Gérald Darmanin a-t-il intercédé en faveur d'une habitante de Tourcoing à la recherche d'un logement en échange de faveurs sexuelles ? Le ministre de l'Intérieur avait fait l'objet d'une enquête préliminaire pour "abus de faiblesse" après ces faits, intervenus en 2015. Cette enquête avait été classée sans suite en 2018. Mais un collectif féministe, "Pourvoir féministe", a exprimé mercredi sur Europe 1 l'intention de faire rouvrir l'enquête, cette fois pour "trafic d'influence".
"Ni abus de faiblesse, ni trafic d'influence"
Pour l'avocat de Gérald Darmanin, Me Mathias Chicheportiche, ce n'est pourtant pas nécessaire, puisque la Justice s'est déjà prononcée sur cette qualification, en même temps que celle d'abus de faiblesse. "J'entends que la qualification de trafic d'influence n'aurait pas été envisagée. Mais pour le procureur de la République de Paris, il n'y a ni abus de faiblesse, ni trafic d'influence", a balayé l'avocat sur Europe 1 mercredi soir.
Le conseil s'appuie sur le courrier du procureur envoyé pour signifier, en 2018, le classement sans suite de l'affaire. "J'ai l'honneur de vous informer du classement sans suite du chef de trafic d'influence passif", y est-il écrit, selon l'avocat. Qui précise donc que Gérald Darmanin "nie absolument tout abus de faiblesse ou tout trafic d'influence".
L'avocat refuse de répondre sur la matérialité du rapport sexuel
Mais l'actuel ministre de l'Intérieur a-t-il bien eu une relation sexuelle avec cette habitante de Tourcoing ? Interrogé à plusieurs reprises sur ce point, Me Mathias Chicheportiche a refusé de répondre. "Ce n'est pas le sujet. Le sujet, c'est de savoir s'il y a une faute pénale ou morale.
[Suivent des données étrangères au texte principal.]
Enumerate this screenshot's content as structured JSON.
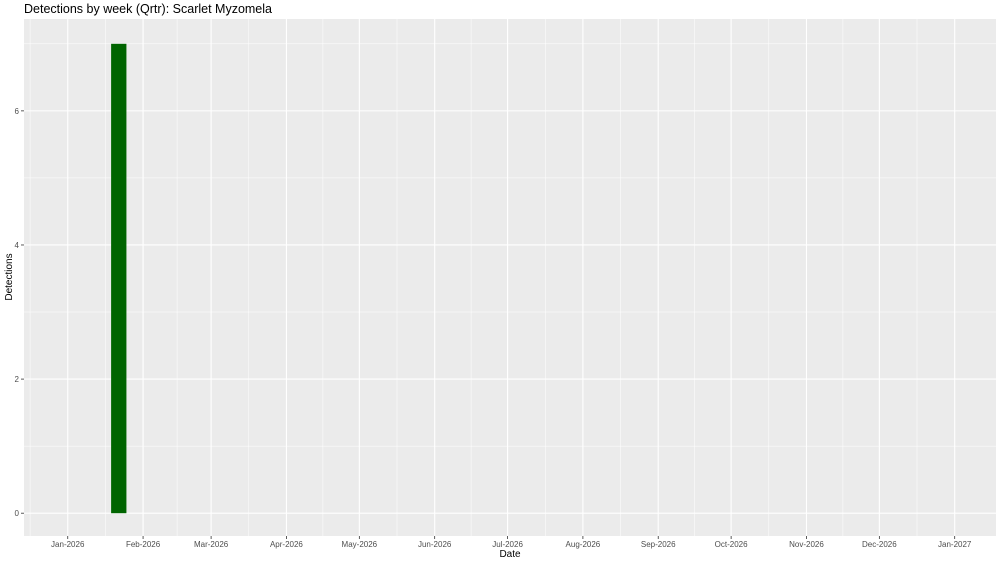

Il n'y a ni faute morale, ni faute pénale."
Anaïs Leleux, présidente du collectif "Pourvoir féministe", n'est pas de cet avis. "En l'espèce, on a trace que Gérald Darmanin a écrit à quatre bailleurs sociaux pour leur demander d'examiner le dossier HLM d'une femme [qui] dit qu'avant cela, il est venu chez elle et qu'elle s'est sentie obligée de lui faire une fellation. Si les faits sont avérés, si Gérald Darmanin a sollicité ou même accepté un rapport sexuel avant d'intervenir en faveur d'une citoyenne, il y a ce qu'on appelle trafic d'influence, corruption."
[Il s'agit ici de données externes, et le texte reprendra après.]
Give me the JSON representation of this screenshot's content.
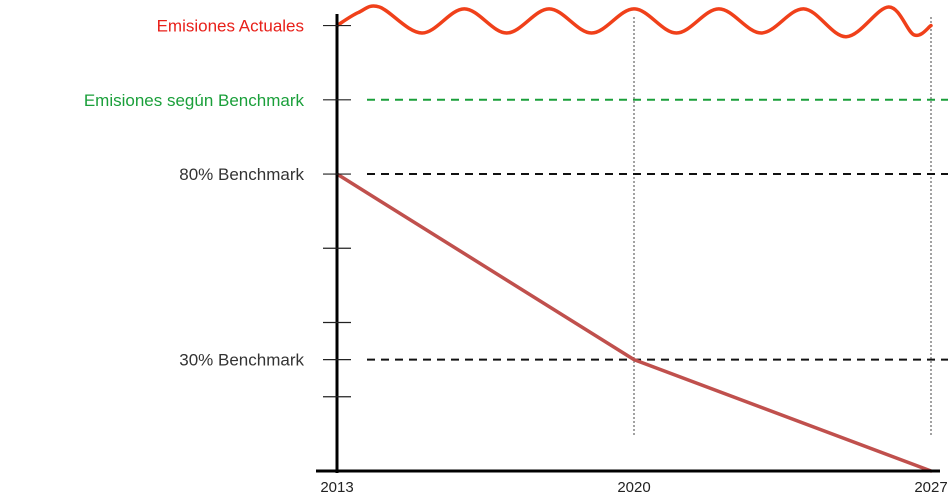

Me Mathias Chicheportiche, lui, avance que la plaignante elle-même a tourné la page. Au micro d'Europe 1, il a lu un SMS qu'elle aurait envoyé à Gérald Darmanin lors de la nomination de ce dernier place Beauvau. "Toutes mes félicitations, je vous souhaite toute la réussite dans ce grand poste qui vous mènera par la suite à la présidentielle." Cette Tourquennoise aurait également écrit par texto, toujours selon Me Chicheportiche, qu'elle voudrait qu'on "arrête de l'embêter" après avoir été sollicitée par une journaliste de Mediapart.
Une "instrumentalisation indigne" de la lutte contre les violences sexuelles
"Cela démontre bien l'état d'esprit qui est le sien. Elle n'estime pas, aujourd'hui, qu'il y ait la moindre infraction." Gérald Darmanin n'aurait pas répondu à ces messages, selon son avocat.
"Je suis resté assez silencieux depuis une quinzaine de jours mais la lutte contre les violences sexuelles, qui est une cause juste, ne mérite pas d'être instrumentalisée d'une manière aussi indigne", s'est agacé Me Mathias Chicheportiche. "Lorsqu'on instrumentalise une procédure classée sans suite, ce n'est plus du militantisme mais de la politique et de la mauvaise politique." Et le conseil de fustiger les "fauteurs de trouble" qui "souhaitent polluer l'action" du ministre de l'Intérieur. "Il y a assez peu de dignité dans le débat public", a-t-il regretté.
Ce n'est pas la seule affaire qui plane sur Gérald Darmanin. Une autre femme a porté plainte contre lui pour des faits qui, cette fois, remontent à 2009. Elle l'accuse de viol, quand lui n'admet qu'une relation consentie.